The Law Commission on Thursday recommended that gambling and betting on sports, including cricket, be allowed as regulated activities taxable under the direct and indirect tax regimes and used as a source for attracting foreign direct investment (FDI).
The panel, which submitted its report to law minister Ravi Shankar Prasad, said that as it was not possible to completely prevent these activities, “effective regulation” seemed to be the only viable option
According to a PTI report, the commission also seeks stringent measures and make the entire operation a cashless transaction with the compulsory application of PAN and Aadhar to curb any chances of money laundering.
The commission’s report, Legal Framework: Gambling and Sports Betting including Cricket in India, recommends a number of changes in the law for regulating betting and generating tax revenues from it.
Parliament may also enact a model law for regulating gambling that may be adopted by the states or in the alternative, Parliament may legislate in the exercise of its powers under Articles 249 or 252 of the Constitution. In case legislation is made under Article 252, states other than the consenting states will be free to adopt the same, it stated.

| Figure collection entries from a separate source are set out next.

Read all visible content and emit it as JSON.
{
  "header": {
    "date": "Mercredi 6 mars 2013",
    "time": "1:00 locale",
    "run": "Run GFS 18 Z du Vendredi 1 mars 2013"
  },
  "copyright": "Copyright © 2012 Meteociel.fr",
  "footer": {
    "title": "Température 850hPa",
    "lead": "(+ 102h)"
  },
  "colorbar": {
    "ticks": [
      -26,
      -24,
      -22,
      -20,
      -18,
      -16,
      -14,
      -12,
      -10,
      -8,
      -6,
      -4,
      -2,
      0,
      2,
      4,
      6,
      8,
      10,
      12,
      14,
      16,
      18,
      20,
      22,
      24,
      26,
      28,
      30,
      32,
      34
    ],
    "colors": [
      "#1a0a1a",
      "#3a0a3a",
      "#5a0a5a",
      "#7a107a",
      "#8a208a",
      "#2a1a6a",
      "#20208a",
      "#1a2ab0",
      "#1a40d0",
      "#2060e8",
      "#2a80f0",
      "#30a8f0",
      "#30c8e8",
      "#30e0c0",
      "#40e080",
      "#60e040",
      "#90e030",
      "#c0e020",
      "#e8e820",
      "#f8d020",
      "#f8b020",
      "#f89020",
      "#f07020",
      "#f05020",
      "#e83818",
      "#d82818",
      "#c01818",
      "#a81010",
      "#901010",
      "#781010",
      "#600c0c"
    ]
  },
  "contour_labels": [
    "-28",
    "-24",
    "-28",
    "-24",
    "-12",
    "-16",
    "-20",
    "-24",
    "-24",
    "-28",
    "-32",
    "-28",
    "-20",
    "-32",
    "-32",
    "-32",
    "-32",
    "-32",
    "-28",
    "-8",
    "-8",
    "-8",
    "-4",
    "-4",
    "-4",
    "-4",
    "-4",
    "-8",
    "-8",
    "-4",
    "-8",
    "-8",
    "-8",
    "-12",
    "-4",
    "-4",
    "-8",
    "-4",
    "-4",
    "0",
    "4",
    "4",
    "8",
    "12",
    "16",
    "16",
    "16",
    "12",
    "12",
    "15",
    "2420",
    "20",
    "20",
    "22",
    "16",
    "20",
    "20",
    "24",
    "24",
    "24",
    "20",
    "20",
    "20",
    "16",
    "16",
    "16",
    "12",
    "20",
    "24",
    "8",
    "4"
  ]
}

The commission has also recommended amending the laws regulating forex and India’s FDI policy to allow investments in the casino and online gaming industry.
“The Foreign Exchange Management Act-1999 and the Foreign Direct Investment (FDI) policy may be suitably amended to encourage FDI in the casino/online gaming industry, lawfully permitting technological collaborations, licensing and brand-sharing agreements,” the report further stated.
The commission feels allowing FDI in the industry would bring substantial amounts of investment to those states that decide to permit casinos, propelling the growth of the tourism and hospitality industries, while also enabling such states to generate higher revenue and employment opportunities.
Significantly, the commission recommended that gambling be classified on the basis of the stakes involved, with the government regulator deciding how much money people from “lower-income groups” can put on the stake. High stakes should only be allowed for people who can afford it, it said.